The Tianhe-2 supercomputer at a Chinese university earned the title of the world’s fastest computer second time in a row on the November 2013 Top500 list, announced Monday at the supercomputing industry’s SC13 conference in Denver, Colorado.

The system also topped the June 2013 list. Compiled by experts at US and German universities and from one of the US Department of Energy’s (DoE’s) laboratories, the list comes out twice a year, ranking 500 supercomputing systems based on their LINPACK performance. LINPACK is a software package for crunching algebraic equations and other problems.

Tianhe-2 Supercomputer

Deployed for defense

The Tianhe-2 supercomputing cluster, deployed at China’s National University of Defense Technology, is powered by Intel’s Xeon E5-2692 processors and Xeon Phi 31S1P co-processors – 3.12m processor cores total. It requires about 18MW of power to run at top speed.
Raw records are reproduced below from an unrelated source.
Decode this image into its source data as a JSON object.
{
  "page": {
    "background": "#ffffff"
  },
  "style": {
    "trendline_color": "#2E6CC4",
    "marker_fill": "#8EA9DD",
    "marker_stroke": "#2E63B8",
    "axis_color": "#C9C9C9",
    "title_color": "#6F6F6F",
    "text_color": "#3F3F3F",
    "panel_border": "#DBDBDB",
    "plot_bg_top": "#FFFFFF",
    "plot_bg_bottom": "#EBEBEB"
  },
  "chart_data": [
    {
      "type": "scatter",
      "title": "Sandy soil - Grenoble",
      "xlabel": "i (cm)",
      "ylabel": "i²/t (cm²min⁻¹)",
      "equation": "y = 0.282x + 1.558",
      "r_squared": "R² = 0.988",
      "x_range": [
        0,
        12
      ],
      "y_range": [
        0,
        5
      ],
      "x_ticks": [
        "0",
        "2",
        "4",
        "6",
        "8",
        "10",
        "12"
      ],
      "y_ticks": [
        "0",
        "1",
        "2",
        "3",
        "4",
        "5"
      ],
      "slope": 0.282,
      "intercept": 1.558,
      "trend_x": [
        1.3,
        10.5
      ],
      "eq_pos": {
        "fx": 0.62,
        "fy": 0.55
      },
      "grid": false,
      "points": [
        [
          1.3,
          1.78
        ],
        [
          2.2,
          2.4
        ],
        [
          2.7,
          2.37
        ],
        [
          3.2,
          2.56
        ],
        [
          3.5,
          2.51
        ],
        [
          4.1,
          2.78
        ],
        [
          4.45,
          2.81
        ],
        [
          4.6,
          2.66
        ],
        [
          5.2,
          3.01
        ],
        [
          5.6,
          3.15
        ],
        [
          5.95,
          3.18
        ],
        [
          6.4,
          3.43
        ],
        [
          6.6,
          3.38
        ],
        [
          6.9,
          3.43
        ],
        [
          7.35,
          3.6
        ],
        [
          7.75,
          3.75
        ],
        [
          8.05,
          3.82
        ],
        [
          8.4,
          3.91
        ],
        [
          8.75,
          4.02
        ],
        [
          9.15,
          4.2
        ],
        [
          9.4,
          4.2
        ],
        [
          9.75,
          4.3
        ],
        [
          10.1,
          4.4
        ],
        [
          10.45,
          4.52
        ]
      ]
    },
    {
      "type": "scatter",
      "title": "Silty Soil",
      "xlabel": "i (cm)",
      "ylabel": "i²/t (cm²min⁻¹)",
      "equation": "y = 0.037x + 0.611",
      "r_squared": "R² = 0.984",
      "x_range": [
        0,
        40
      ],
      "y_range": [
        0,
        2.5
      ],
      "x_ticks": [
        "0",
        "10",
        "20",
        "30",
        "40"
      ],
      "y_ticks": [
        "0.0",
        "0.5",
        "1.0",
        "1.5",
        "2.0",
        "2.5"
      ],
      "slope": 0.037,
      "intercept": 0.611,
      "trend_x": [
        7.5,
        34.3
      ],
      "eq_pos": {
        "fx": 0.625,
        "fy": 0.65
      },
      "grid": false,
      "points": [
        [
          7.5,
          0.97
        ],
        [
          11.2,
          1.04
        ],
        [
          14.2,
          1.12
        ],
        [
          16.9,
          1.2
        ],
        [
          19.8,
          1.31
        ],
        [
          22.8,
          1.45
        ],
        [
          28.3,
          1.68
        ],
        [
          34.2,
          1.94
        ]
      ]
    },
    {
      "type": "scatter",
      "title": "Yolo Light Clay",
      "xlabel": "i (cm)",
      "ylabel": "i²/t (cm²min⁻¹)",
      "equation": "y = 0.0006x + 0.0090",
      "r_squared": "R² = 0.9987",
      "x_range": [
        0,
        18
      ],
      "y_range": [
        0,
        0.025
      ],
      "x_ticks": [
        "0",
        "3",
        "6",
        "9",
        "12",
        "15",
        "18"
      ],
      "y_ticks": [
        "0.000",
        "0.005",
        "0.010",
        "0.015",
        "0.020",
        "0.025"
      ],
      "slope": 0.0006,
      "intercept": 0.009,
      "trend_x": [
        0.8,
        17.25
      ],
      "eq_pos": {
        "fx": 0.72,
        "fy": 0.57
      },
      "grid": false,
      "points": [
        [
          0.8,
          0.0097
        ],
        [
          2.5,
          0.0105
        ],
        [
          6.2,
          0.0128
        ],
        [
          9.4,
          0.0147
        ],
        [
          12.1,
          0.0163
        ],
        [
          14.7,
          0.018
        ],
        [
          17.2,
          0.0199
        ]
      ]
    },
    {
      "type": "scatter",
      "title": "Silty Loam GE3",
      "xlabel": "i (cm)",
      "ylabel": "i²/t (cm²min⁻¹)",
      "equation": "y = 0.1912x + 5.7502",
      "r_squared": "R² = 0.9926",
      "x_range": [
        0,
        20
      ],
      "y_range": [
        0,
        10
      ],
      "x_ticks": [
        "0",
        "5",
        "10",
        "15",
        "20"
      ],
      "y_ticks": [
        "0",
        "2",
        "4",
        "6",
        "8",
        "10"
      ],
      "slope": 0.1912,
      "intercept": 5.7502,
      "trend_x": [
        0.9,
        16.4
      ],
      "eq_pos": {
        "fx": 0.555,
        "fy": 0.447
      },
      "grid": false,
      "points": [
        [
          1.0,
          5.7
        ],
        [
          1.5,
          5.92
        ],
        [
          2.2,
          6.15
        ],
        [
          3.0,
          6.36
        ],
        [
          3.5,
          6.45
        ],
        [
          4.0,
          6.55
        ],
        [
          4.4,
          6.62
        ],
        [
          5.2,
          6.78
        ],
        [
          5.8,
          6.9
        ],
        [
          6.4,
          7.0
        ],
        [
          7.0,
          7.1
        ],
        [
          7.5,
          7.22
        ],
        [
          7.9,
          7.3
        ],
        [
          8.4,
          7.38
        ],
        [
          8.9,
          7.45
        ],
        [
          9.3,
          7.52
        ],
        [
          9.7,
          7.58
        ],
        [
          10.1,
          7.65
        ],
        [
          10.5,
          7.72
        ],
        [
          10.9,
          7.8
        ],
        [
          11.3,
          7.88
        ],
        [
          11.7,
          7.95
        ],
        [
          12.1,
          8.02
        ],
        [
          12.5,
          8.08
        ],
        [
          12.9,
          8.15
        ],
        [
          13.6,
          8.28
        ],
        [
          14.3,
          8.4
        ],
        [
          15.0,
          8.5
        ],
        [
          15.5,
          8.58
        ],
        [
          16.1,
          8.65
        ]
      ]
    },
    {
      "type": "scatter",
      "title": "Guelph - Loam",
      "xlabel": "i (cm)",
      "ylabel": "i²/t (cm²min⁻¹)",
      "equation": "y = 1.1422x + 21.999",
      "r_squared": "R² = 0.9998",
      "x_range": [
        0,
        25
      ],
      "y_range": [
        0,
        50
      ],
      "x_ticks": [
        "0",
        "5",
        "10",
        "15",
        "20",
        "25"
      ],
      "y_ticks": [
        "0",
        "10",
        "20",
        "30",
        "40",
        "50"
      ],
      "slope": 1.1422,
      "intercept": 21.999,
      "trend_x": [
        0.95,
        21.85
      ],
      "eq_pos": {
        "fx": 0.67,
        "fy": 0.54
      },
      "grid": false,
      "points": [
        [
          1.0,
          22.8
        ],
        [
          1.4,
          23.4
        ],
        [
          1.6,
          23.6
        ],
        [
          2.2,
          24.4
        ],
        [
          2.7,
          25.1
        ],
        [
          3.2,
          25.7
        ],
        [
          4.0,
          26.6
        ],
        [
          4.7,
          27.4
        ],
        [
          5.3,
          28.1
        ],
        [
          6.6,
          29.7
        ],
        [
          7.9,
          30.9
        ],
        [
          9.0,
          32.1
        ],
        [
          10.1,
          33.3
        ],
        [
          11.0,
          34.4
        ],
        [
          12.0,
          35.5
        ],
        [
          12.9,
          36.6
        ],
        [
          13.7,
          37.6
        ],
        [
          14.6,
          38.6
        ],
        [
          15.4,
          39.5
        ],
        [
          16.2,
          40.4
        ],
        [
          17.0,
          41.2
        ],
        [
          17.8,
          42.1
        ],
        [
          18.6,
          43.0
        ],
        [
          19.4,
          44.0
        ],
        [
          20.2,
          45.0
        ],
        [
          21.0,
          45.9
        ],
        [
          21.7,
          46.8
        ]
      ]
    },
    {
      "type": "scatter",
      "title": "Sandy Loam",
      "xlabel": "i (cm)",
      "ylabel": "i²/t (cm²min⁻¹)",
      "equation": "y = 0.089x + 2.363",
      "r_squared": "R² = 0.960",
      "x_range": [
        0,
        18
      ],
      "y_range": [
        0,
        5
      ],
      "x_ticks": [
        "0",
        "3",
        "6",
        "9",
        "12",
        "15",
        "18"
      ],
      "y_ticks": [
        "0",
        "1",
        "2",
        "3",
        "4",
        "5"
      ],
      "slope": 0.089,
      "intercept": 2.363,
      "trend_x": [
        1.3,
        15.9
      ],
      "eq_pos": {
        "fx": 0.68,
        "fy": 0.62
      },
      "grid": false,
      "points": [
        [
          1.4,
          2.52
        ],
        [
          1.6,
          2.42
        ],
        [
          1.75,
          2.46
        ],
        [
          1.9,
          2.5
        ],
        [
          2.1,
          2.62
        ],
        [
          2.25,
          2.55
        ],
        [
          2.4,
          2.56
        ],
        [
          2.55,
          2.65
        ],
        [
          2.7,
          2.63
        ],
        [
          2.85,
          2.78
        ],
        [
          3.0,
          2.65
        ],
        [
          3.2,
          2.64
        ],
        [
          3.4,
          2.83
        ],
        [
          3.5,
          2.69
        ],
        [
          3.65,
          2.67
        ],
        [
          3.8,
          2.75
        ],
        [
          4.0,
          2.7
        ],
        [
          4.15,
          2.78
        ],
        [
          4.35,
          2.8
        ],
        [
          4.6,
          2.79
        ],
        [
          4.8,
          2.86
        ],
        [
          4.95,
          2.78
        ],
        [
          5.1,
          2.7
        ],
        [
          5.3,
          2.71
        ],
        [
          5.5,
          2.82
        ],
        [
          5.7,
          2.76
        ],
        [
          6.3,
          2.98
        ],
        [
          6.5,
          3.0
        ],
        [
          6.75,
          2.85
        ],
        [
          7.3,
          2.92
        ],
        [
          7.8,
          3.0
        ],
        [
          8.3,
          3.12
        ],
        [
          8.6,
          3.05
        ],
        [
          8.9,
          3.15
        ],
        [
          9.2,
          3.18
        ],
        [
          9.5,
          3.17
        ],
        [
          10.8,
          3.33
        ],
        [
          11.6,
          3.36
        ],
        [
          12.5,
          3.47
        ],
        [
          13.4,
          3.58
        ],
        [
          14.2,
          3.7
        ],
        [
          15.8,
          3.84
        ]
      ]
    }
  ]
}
The second system on the list, a cluster called Titan at the US DoE’s Oak Ridge National Laboratory, is powered by Intel’s biggest competitor in the server-processor space AMD. The 560,640-core system, built by Cray, runs on AMD’s Opteron 6274 processors and NVIDIA K20x GPUs. Titan was second on the June list as well.

Both Xeon Phi chips and NVIDIA GPUs act as coprocessors in the respective systems. Coprocessors are widely used in supercomputer architectures to offload tasks from the main CPUs to accelerate performance.

Xeon Phi processors are also used in Stampede, the supercomputer at University of Texas, Austin, that was seventh on the list. NVIDIA GPUs accelerate the sixth system on the list, called Piz Daint. This Cray system, running at the Swiss National Supercomputing Center in Lugano, Switzerland, is a newcomer to the top-10, where it is also the most energy efficient one.

In third place, following Titan, is Sequoia, an IBM BlueGene/Q system at DoE’s Lawrence Livermore National Lab. It also took the third spot second time in a row.

The number of systems on the list whose performance is greater than a petaflop per second has increased by five since June, reaching 31.

More than half of all systems on November’s Top500 are deployed in the US (265). Europe has 102 and Asia has 115 top-performing supercomputers.

China and Japan dominate among Asian countries, with 63 and 28 supercomputers, respectively. In Europe, UK, France and Germany are fairly close to each other with 23, 22 and 20 systems on the list, respectively.